Début janvier 2026, Santé publique France indique que l’activité des infections respiratoires aiguës reste élevée, et que la France hexagonale est en épidémie de grippe (avec une dynamique encore notable du côté des hospitalisations).
Dans ce contexte, beaucoup de personnes vivent des nuits plus fragmentées : toux, nez bouché, micro-réveils, fièvre légère, courbatures. On se réveille « vidé » sans avoir l’impression d’avoir été réellement malade.
Dormir mieux : des repères simples… et quand consulter
Les spécialistes le répètent : le sommeil n’est pas du temps perdu. C’est une fonction vitale, notamment parce qu’il participe à des mécanismes de « nettoyage » cérébral. Des travaux largement relayés par les NIH aux États-Unis ont montré que le sommeil favorise l’élimination de certains déchets métaboliques.
Dans la vraie vie, les leviers les plus efficaces restent souvent les plus basiques : des horaires réguliers, une exposition à la lumière naturelle le matin, une réduction des écrans en soirée, et un environnement de sommeil qui redevient associé au repos.
Quand l’insomnie s’installe, la Haute Autorité de santé rappelle l’intérêt des approches non médicamenteuses, notamment les thérapies cognitivo-comportementales de l’insomnie. Le bien-être passe aussi par de bonnes habitudes.
Côté médicaments, le message des autorités est prudent : l’Assurance maladie rappelle que les benzodiazépines et apparentés, utilisés comme somnifères, ne doivent pas être une solution durable et que la durée de prescription recommandée pour les troubles du sommeil est limitée.
Enfin, si la fatigue est intense, si la somnolence devient dangereuse au volant, si l’on ronfle fort avec des pauses respiratoires suspectées, ou si l’insomnie dure depuis des semaines, il ne s’agit plus d’un simple « passage à vide ». Les troubles du sommeil se soignent d’autant mieux qu’ils sont pris tôt.
Crédit : Source Wikimedia Commons et auteur YassineMrabet.
Réhabiliter le sommeil comme bien commun
La fatigue actuelle n’est pas une faiblesse individuelle : c’est un signal collectif.
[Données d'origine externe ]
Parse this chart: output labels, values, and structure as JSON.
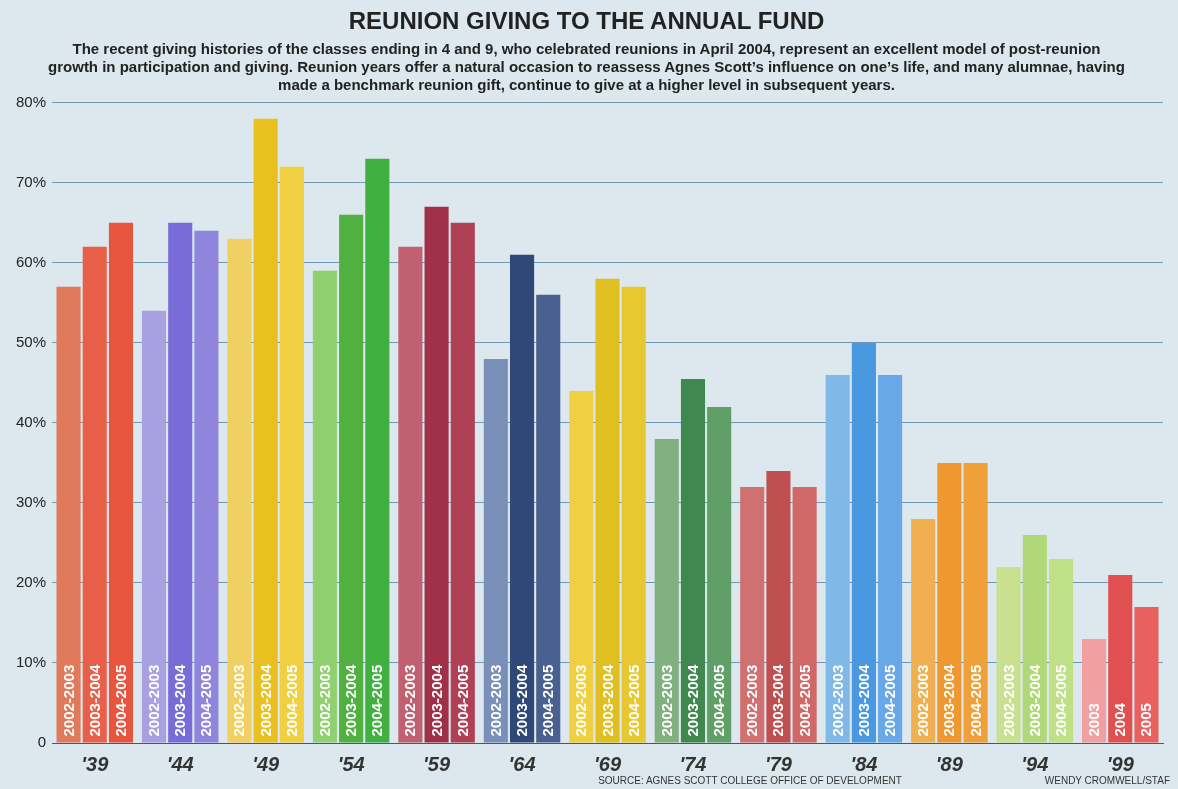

Les données de Santé publique France, de l’INSV et les orientations publiques récentes convergent vers la même idée : notre sommeil se dégrade, et cette dégradation a des conséquences sanitaires, sociales et économiques.
À l’échelle personnelle, mieux dormir n’est pas toujours simple, surtout en plein hiver, quand le stress monte et que la lumière manque. Mais à l’échelle collective, la question est plus vaste : horaires de travail, place des écrans, bruit, logement, accès aux soins, prévention, santé mentale.
En 2026, considérer le sommeil comme un pilier de santé publique n’a rien d’un luxe. C’est probablement l’un des meilleurs investissements possibles pour une société moins épuisée.